There are several official languages in Montenegro. In addition to Montenegrin, Serbian, Bosnian, Albanian and Croatian are the official languages in some regions. However, these languages are very similar (except for Albanian) and are also viewed as a single language. Only the individual ethnic groups insist on their own name for their language.
Although the majority of the residents in Montenegro are Montenegrins, the most widely spoken language is Serbian. This is because Serbia and Montenegro have long belonged to one state and Serbia had great influence over the country. In schools too, teaching is mainly in Serbian. In some areas where minorities live, the language is also taught.
Does the education system work in Montenegro?
Compared to other European countries, the level of education in Montenegro is rather low. Women in particular are often unable to read or write in remote parts of the country. There are also fewer girls than boys going to school. In addition, in some areas an above-average number of children drop out of school.

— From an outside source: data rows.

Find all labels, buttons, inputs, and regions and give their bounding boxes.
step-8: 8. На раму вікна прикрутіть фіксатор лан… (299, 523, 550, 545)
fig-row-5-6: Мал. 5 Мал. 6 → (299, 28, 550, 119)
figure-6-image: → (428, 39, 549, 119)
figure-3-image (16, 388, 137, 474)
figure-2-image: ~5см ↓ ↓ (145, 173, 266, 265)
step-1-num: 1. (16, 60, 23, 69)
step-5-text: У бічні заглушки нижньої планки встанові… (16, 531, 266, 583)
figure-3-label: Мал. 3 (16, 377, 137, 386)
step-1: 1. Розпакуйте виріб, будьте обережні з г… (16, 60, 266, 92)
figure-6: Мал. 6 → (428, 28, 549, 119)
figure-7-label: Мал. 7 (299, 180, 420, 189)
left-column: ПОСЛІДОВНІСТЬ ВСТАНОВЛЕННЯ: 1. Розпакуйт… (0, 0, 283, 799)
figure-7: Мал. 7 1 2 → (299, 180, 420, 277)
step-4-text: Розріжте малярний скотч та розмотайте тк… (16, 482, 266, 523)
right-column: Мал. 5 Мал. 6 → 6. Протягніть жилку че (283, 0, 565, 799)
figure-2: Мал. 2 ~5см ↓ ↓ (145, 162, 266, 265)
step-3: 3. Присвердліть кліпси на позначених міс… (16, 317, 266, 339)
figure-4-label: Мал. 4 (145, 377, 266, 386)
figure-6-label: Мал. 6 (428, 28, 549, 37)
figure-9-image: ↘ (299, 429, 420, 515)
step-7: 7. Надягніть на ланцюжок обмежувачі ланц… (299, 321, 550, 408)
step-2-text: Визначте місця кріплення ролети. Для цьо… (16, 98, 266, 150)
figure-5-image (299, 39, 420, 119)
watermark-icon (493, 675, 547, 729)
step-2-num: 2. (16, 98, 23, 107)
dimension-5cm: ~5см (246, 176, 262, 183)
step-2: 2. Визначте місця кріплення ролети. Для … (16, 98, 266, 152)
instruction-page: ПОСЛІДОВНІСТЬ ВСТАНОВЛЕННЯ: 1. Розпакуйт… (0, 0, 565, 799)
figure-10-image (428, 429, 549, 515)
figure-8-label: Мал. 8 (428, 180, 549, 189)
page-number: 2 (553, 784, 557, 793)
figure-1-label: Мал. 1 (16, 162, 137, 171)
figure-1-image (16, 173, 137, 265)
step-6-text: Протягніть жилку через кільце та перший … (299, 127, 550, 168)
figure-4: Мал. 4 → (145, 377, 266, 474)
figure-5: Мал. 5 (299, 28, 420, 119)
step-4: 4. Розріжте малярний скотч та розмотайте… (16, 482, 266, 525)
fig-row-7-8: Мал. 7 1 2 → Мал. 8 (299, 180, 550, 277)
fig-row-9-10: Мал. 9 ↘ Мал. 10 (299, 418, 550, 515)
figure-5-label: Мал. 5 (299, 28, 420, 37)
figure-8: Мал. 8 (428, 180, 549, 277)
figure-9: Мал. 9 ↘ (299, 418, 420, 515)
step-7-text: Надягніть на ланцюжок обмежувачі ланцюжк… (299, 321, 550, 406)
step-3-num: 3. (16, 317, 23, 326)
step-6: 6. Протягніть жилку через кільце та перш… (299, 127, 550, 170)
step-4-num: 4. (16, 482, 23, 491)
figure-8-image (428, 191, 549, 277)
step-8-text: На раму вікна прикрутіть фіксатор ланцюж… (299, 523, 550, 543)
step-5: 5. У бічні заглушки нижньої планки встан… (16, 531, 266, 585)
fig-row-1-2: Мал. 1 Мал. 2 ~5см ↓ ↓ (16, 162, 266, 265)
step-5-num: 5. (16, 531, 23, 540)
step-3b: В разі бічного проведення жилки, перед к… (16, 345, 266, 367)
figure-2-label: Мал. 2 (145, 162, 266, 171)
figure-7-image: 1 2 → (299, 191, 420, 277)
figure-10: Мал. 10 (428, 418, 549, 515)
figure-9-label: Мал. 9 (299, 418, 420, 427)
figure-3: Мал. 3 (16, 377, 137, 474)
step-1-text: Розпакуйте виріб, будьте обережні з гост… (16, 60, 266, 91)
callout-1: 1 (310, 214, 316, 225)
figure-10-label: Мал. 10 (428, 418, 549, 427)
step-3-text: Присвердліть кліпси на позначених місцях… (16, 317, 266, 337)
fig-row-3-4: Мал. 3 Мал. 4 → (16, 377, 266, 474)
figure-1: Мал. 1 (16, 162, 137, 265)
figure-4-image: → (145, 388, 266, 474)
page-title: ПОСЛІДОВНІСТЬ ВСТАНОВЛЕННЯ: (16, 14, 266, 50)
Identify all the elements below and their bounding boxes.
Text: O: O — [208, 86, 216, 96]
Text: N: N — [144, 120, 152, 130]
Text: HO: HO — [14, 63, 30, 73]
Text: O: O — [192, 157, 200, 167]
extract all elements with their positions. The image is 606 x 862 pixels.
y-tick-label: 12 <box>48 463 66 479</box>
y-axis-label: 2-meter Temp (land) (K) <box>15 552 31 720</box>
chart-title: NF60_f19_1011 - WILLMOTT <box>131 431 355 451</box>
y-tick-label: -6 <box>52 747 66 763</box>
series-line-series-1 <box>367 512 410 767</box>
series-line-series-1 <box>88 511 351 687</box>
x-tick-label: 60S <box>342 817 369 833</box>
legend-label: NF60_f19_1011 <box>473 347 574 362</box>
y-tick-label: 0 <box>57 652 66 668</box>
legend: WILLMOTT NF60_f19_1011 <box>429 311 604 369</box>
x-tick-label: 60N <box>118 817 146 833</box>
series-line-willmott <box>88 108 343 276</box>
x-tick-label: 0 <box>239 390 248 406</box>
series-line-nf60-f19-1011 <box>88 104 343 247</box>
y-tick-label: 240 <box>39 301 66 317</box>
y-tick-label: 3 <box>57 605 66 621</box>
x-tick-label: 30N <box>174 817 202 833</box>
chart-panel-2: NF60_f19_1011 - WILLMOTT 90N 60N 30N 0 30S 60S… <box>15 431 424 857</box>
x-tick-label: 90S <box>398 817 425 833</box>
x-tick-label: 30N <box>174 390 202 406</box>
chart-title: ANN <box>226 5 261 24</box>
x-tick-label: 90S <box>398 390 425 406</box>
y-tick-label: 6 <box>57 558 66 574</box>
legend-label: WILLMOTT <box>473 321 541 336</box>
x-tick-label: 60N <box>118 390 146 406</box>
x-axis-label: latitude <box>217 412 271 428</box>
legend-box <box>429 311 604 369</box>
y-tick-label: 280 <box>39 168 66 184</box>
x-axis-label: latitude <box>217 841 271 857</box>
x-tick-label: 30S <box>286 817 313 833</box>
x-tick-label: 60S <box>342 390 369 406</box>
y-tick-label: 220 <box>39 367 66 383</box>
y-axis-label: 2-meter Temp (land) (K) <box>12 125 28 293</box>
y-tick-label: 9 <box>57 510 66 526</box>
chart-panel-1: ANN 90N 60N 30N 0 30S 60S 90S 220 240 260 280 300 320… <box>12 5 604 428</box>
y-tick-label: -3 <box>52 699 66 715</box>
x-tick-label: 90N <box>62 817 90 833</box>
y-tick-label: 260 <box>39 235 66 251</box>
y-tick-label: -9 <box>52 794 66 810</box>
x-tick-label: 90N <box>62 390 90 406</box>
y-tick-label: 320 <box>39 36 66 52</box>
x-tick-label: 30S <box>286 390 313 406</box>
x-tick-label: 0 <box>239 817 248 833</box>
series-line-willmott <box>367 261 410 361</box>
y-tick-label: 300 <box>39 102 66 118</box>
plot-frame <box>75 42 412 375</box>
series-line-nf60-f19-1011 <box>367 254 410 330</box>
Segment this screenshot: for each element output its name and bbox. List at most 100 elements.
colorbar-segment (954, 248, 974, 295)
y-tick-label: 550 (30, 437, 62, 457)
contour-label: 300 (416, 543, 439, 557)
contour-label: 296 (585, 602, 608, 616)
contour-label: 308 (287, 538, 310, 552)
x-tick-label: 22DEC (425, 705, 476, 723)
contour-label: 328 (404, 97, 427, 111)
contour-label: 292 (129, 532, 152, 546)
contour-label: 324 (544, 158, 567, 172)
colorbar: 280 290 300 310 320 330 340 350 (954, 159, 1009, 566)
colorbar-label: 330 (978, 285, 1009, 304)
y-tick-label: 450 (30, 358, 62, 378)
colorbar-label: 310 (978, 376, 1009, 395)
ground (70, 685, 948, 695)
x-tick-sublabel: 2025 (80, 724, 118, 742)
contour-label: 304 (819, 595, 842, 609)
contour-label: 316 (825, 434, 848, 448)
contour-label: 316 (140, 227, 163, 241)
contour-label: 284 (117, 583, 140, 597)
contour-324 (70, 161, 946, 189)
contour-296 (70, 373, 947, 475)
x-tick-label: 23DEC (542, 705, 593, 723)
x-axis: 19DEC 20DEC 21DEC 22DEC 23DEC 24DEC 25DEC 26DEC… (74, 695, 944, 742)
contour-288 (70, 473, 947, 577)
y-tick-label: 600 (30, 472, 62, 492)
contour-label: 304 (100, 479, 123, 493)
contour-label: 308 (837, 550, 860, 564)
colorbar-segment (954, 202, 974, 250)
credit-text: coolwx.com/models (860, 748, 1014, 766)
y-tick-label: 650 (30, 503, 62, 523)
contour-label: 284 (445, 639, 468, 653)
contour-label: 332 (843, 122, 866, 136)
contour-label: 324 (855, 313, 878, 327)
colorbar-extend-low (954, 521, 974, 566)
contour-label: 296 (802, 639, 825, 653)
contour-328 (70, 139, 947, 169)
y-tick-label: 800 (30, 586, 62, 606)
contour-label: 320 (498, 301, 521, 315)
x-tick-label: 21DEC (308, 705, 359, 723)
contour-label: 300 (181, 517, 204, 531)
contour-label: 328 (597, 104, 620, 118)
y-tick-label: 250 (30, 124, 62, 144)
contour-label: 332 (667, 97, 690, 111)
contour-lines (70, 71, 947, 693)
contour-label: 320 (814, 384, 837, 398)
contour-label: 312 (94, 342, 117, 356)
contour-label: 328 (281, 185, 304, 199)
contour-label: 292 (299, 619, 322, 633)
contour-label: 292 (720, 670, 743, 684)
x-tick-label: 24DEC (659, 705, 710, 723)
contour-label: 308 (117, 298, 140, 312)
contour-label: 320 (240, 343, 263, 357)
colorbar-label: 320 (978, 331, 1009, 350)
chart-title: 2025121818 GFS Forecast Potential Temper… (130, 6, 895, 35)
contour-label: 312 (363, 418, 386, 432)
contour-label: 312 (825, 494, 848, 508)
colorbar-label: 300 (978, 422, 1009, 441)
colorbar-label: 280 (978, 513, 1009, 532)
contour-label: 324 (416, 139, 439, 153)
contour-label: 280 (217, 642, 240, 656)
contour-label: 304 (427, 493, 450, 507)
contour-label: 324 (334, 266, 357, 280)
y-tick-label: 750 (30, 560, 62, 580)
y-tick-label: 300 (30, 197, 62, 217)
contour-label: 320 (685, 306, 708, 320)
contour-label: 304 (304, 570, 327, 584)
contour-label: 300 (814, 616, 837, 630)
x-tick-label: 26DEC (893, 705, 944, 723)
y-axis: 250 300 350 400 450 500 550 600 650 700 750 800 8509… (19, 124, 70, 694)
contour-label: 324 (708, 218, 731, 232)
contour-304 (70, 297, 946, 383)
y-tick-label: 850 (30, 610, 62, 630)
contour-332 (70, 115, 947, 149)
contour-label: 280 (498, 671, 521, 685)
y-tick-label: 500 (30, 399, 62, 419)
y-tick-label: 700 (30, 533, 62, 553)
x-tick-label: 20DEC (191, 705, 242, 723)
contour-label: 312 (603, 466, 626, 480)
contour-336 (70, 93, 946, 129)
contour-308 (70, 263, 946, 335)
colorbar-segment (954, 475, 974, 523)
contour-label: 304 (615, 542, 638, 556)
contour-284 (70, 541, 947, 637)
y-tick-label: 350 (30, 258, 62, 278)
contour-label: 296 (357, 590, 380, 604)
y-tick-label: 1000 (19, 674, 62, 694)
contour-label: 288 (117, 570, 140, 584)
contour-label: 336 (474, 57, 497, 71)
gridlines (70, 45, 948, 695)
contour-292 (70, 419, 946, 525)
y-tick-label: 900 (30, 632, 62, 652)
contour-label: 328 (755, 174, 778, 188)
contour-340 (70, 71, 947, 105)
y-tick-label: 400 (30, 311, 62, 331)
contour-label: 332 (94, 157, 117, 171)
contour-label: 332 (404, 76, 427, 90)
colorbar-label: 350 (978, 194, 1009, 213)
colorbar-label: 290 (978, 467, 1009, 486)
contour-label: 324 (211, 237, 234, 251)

Roma children in Montenegro
Some children in Montenegro are far worse off than others, especially the children from Roma families. Some do not speak the language that is taught in school and have little opportunity to learn it. The families living in refugee camps and remote areas are also geographically cut off from education.
Children with disabilities
It is particularly difficult for children with mental or physical disabilities in Montenegro. Families are mostly helpless in the face of the disease and do not receive sufficient support from the Montenegrin health system. They are treated badly and are often victims of the corporal punishment, which is sometimes common in both schools and at home in Montenegro.